Tout se fait côté client. C’est d’ailleurs cela qui est bien avec le Machine Learning, il détecte des patterns, et la tendance qu’on a aujourd’hui dans les labs c’est de faire du Machine Learning distribué, c’est-à-dire de faire profiter tout le monde de ce qui peut être détecté à un instant T.

C’est la sandbox qui va être dans le cloud plutôt, pour la sandbox de détonation, parce que la sandbox pour la partie hardening, elle est sur la machine. S’il y a un souci – par exemple que ce soit trop lent - avec la sandbox de détonation, on la détonne dans une vraie machine.

Y a-t-il beaucoup d’entreprises qui sont, en France, dans une démarche de « Hack Back » ?

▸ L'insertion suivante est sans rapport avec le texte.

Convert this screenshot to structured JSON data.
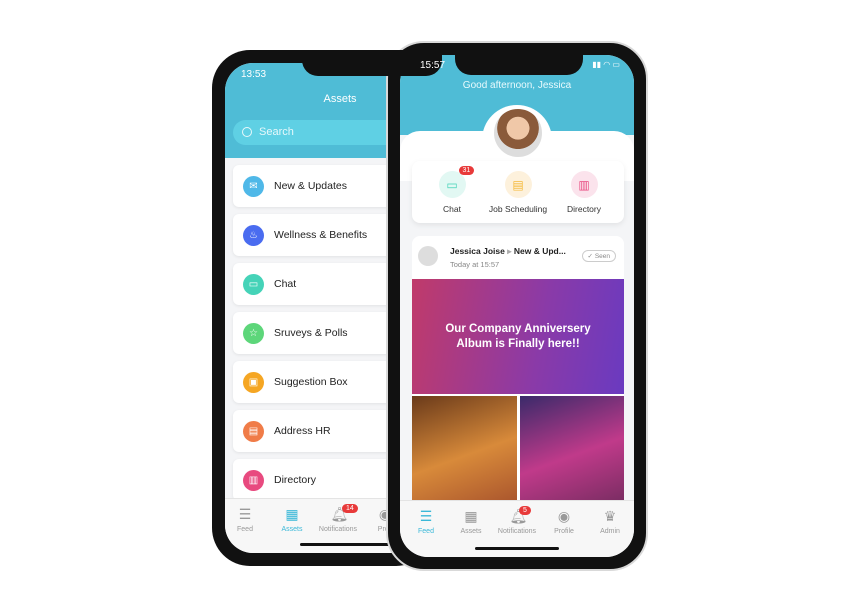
{
  "back_phone": {
    "time": "13:53",
    "title": "Assets",
    "search_placeholder": "Search",
    "items": [
      {
        "label": "New & Updates",
        "icon": "envelope-icon",
        "color": "#4fb8e8"
      },
      {
        "label": "Wellness & Benefits",
        "icon": "wellness-icon",
        "color": "#4a6cf0"
      },
      {
        "label": "Chat",
        "icon": "chat-icon",
        "color": "#45d3b8"
      },
      {
        "label": "Sruveys & Polls",
        "icon": "star-icon",
        "color": "#5dd67a"
      },
      {
        "label": "Suggestion Box",
        "icon": "suggestion-box-icon",
        "color": "#f5a623"
      },
      {
        "label": "Address HR",
        "icon": "document-icon",
        "color": "#f07c48"
      },
      {
        "label": "Directory",
        "icon": "directory-icon",
        "color": "#e84a7f"
      }
    ],
    "tabs": [
      {
        "label": "Feed"
      },
      {
        "label": "Assets",
        "active": true
      },
      {
        "label": "Notifications",
        "badge": "14"
      },
      {
        "label": "Profi"
      }
    ]
  },
  "front_phone": {
    "time": "15:57",
    "greeting": "Good afternoon, Jessica",
    "quick_actions": [
      {
        "label": "Chat",
        "badge": "31",
        "color": "#45d3b8"
      },
      {
        "label": "Job Scheduling",
        "color": "#f5b93a"
      },
      {
        "label": "Directory",
        "color": "#e84a7f"
      }
    ],
    "post": {
      "author": "Jessica Joise",
      "channel": "New & Upd...",
      "time": "Today at 15:57",
      "status": "Seen",
      "banner_text": "Our Company Anniversery Album is Finally here!!"
    },
    "tabs": [
      {
        "label": "Feed",
        "active": true
      },
      {
        "label": "Assets"
      },
      {
        "label": "Notifications",
        "badge": "5"
      },
      {
        "label": "Profile"
      },
      {
        "label": "Admin"
      }
    ]
  },
  "accent": "#4fbcd6"
}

Moi, je n’en connais pas. J’étais au séminaire de l’OCDE sur le sujet. Tout le monde est très réservé sur le « Hack Back ». Quand on fait une analyse de risques sur ce sujet, elle est très mauvaise. De l’avis général, le « Hack Back » au niveau des entreprises, c’est super risqué, puisque le retour de bâton peut être bien pire que ce que ça a donné à la base.

L’idéal serait quand même de pouvoir prévoir le déroulement d’un programme pour l’arrêter avant. Y aurait-il ce genre de technologie à Symantec ?

Aujourd’hui, grâce au Machine Learning, nous avons analysé le comportement de près d’1 milliard de malwares, et nous sommes capables de détecter aujourd’hui à hauteur de 93% de réussite, le coup d’après. Cela nous permet d’arriver avant qu’il arrive à sa partie malveillante. Ça marche très bien, et on l’a étendu aux utilisateurs, pour les prévenir de ne pas cliquer sur un lien…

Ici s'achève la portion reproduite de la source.